Separately, Yi Gang, the Chinese central bank governor, said on Monday that China has a "huge" trade imbalance with the U.S. and that it needs to be viewed rationally as a long term structural problem.
Elsewhere, The China Banking and Insurance Regulatory Commission imposed a total of 183 million yuan of fines on three local banks for more than a dozen violations, reports on Monday suggested, adding that this is the largest fines since China reshuffled its supervisory regime in March.
The upcoming U.S.-North Korea meeting also remained in focus as North Korea’s state-run news agency accused the U.S. of trying to mislead the public to believe its sanctions were the reason behind North Korea’s willingness to remove nuclear weapons.
The news came after Trump said on Friday that a date and place are confirmed for the upcoming summit. While official details were not provided, South Korean newspapers have reported that the meeting would most likely take place in the third week of June in Singapore.

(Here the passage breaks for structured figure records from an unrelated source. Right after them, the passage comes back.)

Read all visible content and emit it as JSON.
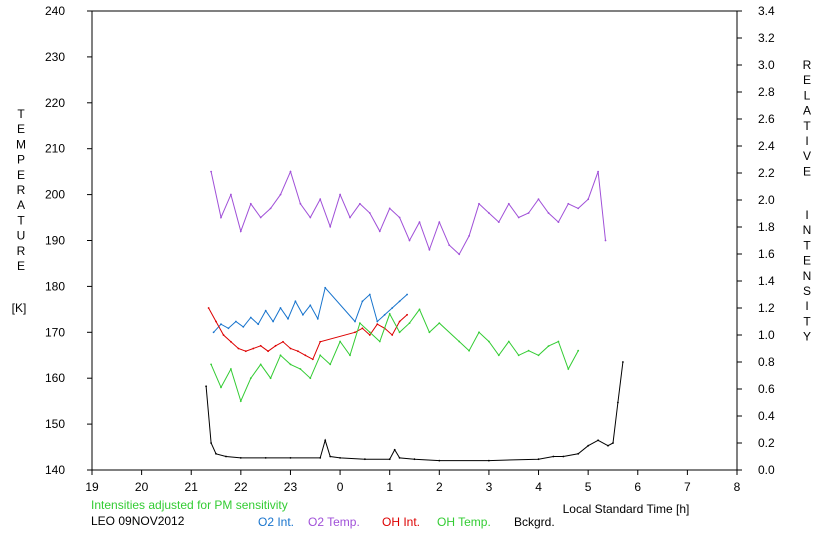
{
  "chart_data": {
    "type": "line",
    "title": "",
    "x_axis": {
      "label": "Local Standard Time [h]",
      "range": [
        19,
        32
      ],
      "ticks": [
        19,
        20,
        21,
        22,
        23,
        0,
        1,
        2,
        3,
        4,
        5,
        6,
        7,
        8
      ]
    },
    "y_left": {
      "label_letters": [
        "T",
        "E",
        "M",
        "P",
        "E",
        "R",
        "A",
        "T",
        "U",
        "R",
        "E"
      ],
      "unit": "[K]",
      "range": [
        140,
        240
      ],
      "ticks": [
        140,
        150,
        160,
        170,
        180,
        190,
        200,
        210,
        220,
        230,
        240
      ]
    },
    "y_right": {
      "label_letters_1": [
        "R",
        "E",
        "L",
        "A",
        "T",
        "I",
        "V",
        "E"
      ],
      "label_letters_2": [
        "I",
        "N",
        "T",
        "E",
        "N",
        "S",
        "I",
        "T",
        "Y"
      ],
      "range": [
        0.0,
        3.4
      ],
      "ticks": [
        "0.0",
        "0.2",
        "0.4",
        "0.6",
        "0.8",
        "1.0",
        "1.2",
        "1.4",
        "1.6",
        "1.8",
        "2.0",
        "2.2",
        "2.4",
        "2.6",
        "2.8",
        "3.0",
        "3.2",
        "3.4"
      ]
    },
    "grid": false,
    "legend_position": "bottom",
    "note": "Intensities adjusted for PM sensitivity",
    "station": "LEO 09NOV2012",
    "series": [
      {
        "name": "O2 Int.",
        "color": "#1874cd",
        "axis": "right",
        "x": [
          21.45,
          21.6,
          21.75,
          21.9,
          22.05,
          22.2,
          22.35,
          22.5,
          22.65,
          22.8,
          22.95,
          23.1,
          23.25,
          23.4,
          23.55,
          23.7,
          24.3,
          24.45,
          24.6,
          24.75,
          24.9,
          25.05,
          25.2,
          25.35
        ],
        "y": [
          1.02,
          1.08,
          1.05,
          1.1,
          1.06,
          1.13,
          1.08,
          1.18,
          1.1,
          1.2,
          1.12,
          1.25,
          1.15,
          1.22,
          1.12,
          1.35,
          1.1,
          1.25,
          1.3,
          1.1,
          1.15,
          1.2,
          1.25,
          1.3
        ]
      },
      {
        "name": "O2 Temp.",
        "color": "#a050d8",
        "axis": "left",
        "x": [
          21.4,
          21.6,
          21.8,
          22.0,
          22.2,
          22.4,
          22.6,
          22.8,
          23.0,
          23.2,
          23.4,
          23.6,
          23.8,
          24.0,
          24.2,
          24.4,
          24.6,
          24.8,
          25.0,
          25.2,
          25.4,
          25.6,
          25.8,
          26.0,
          26.2,
          26.4,
          26.6,
          26.8,
          27.0,
          27.2,
          27.4,
          27.6,
          27.8,
          28.0,
          28.2,
          28.4,
          28.6,
          28.8,
          29.0,
          29.2,
          29.35
        ],
        "y": [
          205,
          195,
          200,
          192,
          198,
          195,
          197,
          200,
          205,
          198,
          195,
          199,
          193,
          200,
          195,
          198,
          196,
          192,
          197,
          195,
          190,
          194,
          188,
          194,
          189,
          187,
          191,
          198,
          196,
          194,
          198,
          195,
          196,
          199,
          196,
          194,
          198,
          197,
          199,
          205,
          190
        ]
      },
      {
        "name": "OH Int.",
        "color": "#dd0000",
        "axis": "right",
        "x": [
          21.35,
          21.5,
          21.65,
          21.8,
          21.95,
          22.1,
          22.25,
          22.4,
          22.55,
          22.7,
          22.85,
          23.0,
          23.15,
          23.3,
          23.45,
          23.6,
          24.3,
          24.45,
          24.6,
          24.75,
          24.9,
          25.05,
          25.2,
          25.35
        ],
        "y": [
          1.2,
          1.1,
          1.0,
          0.95,
          0.9,
          0.88,
          0.9,
          0.92,
          0.88,
          0.92,
          0.95,
          0.9,
          0.88,
          0.85,
          0.82,
          0.95,
          1.02,
          1.05,
          1.0,
          1.08,
          1.05,
          1.0,
          1.1,
          1.15
        ]
      },
      {
        "name": "OH Temp.",
        "color": "#33cc33",
        "axis": "left",
        "x": [
          21.4,
          21.6,
          21.8,
          22.0,
          22.2,
          22.4,
          22.6,
          22.8,
          23.0,
          23.2,
          23.4,
          23.6,
          23.8,
          24.0,
          24.2,
          24.4,
          24.6,
          24.8,
          25.0,
          25.2,
          25.4,
          25.6,
          25.8,
          26.0,
          26.4,
          26.6,
          26.8,
          27.0,
          27.2,
          27.4,
          27.6,
          27.8,
          28.0,
          28.2,
          28.4,
          28.6,
          28.8
        ],
        "y": [
          163,
          158,
          162,
          155,
          160,
          163,
          160,
          165,
          163,
          162,
          160,
          165,
          163,
          168,
          165,
          172,
          170,
          168,
          174,
          170,
          172,
          175,
          170,
          172,
          168,
          166,
          170,
          168,
          165,
          168,
          165,
          166,
          165,
          167,
          168,
          162,
          166
        ]
      },
      {
        "name": "Bckgrd.",
        "color": "#000000",
        "axis": "right",
        "x": [
          21.3,
          21.4,
          21.5,
          21.7,
          22.0,
          22.5,
          23.0,
          23.6,
          23.7,
          23.8,
          24.0,
          24.5,
          25.0,
          25.1,
          25.2,
          25.5,
          26.0,
          27.0,
          28.0,
          28.3,
          28.5,
          28.8,
          29.0,
          29.2,
          29.4,
          29.5,
          29.6,
          29.7
        ],
        "y": [
          0.62,
          0.2,
          0.12,
          0.1,
          0.09,
          0.09,
          0.09,
          0.09,
          0.22,
          0.1,
          0.09,
          0.08,
          0.08,
          0.15,
          0.09,
          0.08,
          0.07,
          0.07,
          0.08,
          0.1,
          0.1,
          0.12,
          0.18,
          0.22,
          0.18,
          0.2,
          0.5,
          0.8
        ]
      }
    ]
  }
}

Japan’s Nikkei 225 slipped 0.4% in afternoon trade. Reports that several policymakers said the Bank of Japan should make it clear to the public that it is not ready to consider the details and timing of when it could exit its ultra-loose policy garnered some attention.
Elsewhere, Hong Kong’s Hang Seng Index climbed 0.5%, while Australia’s S&P/ASX 200 climbed 0.4%. South Korean markets are closed for a holiday, but reports that the Bank of Korea Governor Lee Ju-yeol said the central bank should lift its benchmark rate raised some eye brows, although the bank later released a statement and clarified Lee was just speaking in "general terms."
Looking ahead, China trade data and Australia’s federal budget are due out Tuesday, while Wednesday would bring Japanese wages data and then later on U.S. PPI. Inflation releases in China and the U.S. are scheduled to be released on Thursday.